Sous l’enrobage feel good, le film de Destin Daniel Cretton cache une vraie noirceur.
Le Château de verre appartient à la récente tendance, presque un sous-genre en soi, du film de “parents hippies”. Après Vie sauvage (Mathieu Kassovitz apprend à ses enfants à vivre dans les bois, loin de la civilisation) et Captain Fantastic (le même film, avec Viggo Mortensen dans le rôle de Kasso), voici donc l’adaptation du best-seller de la journaliste Jeannette Walls, auteure d’une célèbre colonne de gossips dans le New York des eighties, qui fit un carton de librairie en racontant son enfance sur la route en compagnie de parents fantasques, inconséquents, constamment dans la dèche. Sa mère préférait peindre des natures mortes plutôt que de nourrir ses enfants, et son père se perdait dans ses rêves de grandeur, assurant sa progéniture qu’il allait un jour leur bâtir un immense palais de verre (le “glass castle” du titre originel), leur paradis sur terre. Les chimères s’évanouirent quand Jeannette et ses frères et sœurs furent assez grands pour comprendre que le beatnik qui leur tenait lieu de paternel était avant tout un hobo fauché, velléitaire et porté sur la bouteille. Woody Harrelson joue magnifiquement le rôle du papa alcoolique, tempétueux, colérique, tête de con, et pourtant irrésistiblement attachant. Le film observe la lente extinction de l’estime que lui porte sa fille, la colère qui bouillonne en elle, la flamme de l’amour qui vacille dans ses yeux, exactement comme elle vacillait (et finissait par s’éteindre) dans les yeux de River Phoenix, quand celui-ci observait Harrison Ford perdre la boule au fin fond de l’Amazonie dans Mosquito Coast, le saint patron du genre “papa hippie”.

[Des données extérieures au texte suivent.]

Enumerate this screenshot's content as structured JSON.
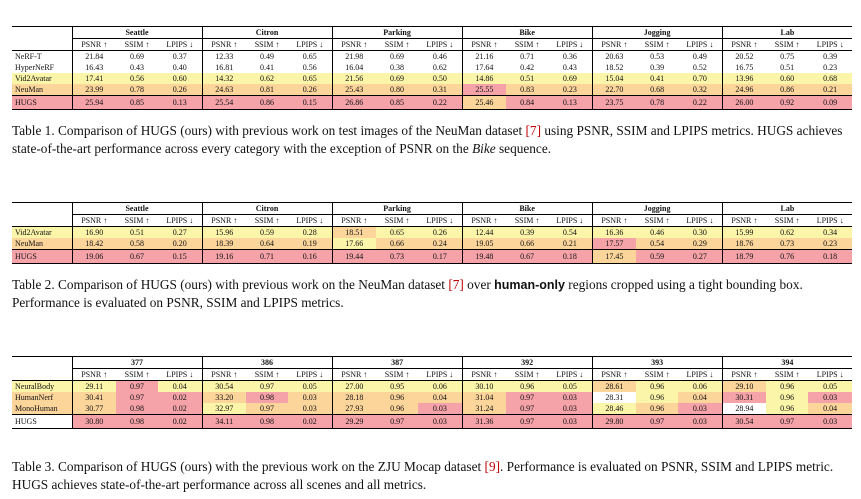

Entre progressisme et réaction
Sous ses dehors feel good, d’ode à une vie alternative, Le Château de verre cache ainsi une vraie noirceur, des affects bizarres et tordus, des échos de peurs enfouies et d’enfances brisées. C’est une fable sur l’amour qu’un papa porte à sa fille, et réciproquement, mais jamais tarte, jamais mièvre. Ce mélange de douceur et de rage faisait déjà la singularité de States of Grace, précédent film de Destin Daniel Cretton (déjà avec Brie Larson), une fable fragile tentée par la joliesse mais qui semblait toujours sur le point d’exploser de colère. Sans jamais forcer, Le Château de verre parvient régulièrement à décoller les yeux de ses personnages pour voir un peu plus loin, observer le paysage alentour (c’est un mini road-movie, une fable campagnarde, un portrait du New York yuppie des années 80 aussi), et sonder les contradictions d’un pays constamment tiraillé entre progressisme et réaction. Woody Harrelson est ce corps traversé de pulsions contraires, incarnant à la fois une idée flamboyante de la contre-culture seventies et un feeling d’Americana éternel. Sous le vernis réconfortant d’un drame familial plein de crises de larmes et d’effusions, prêt à vous prendre dans ses bras, une douloureuse vérité américaine palpite ici.
Le Château de verre, en salles le 27 septembre.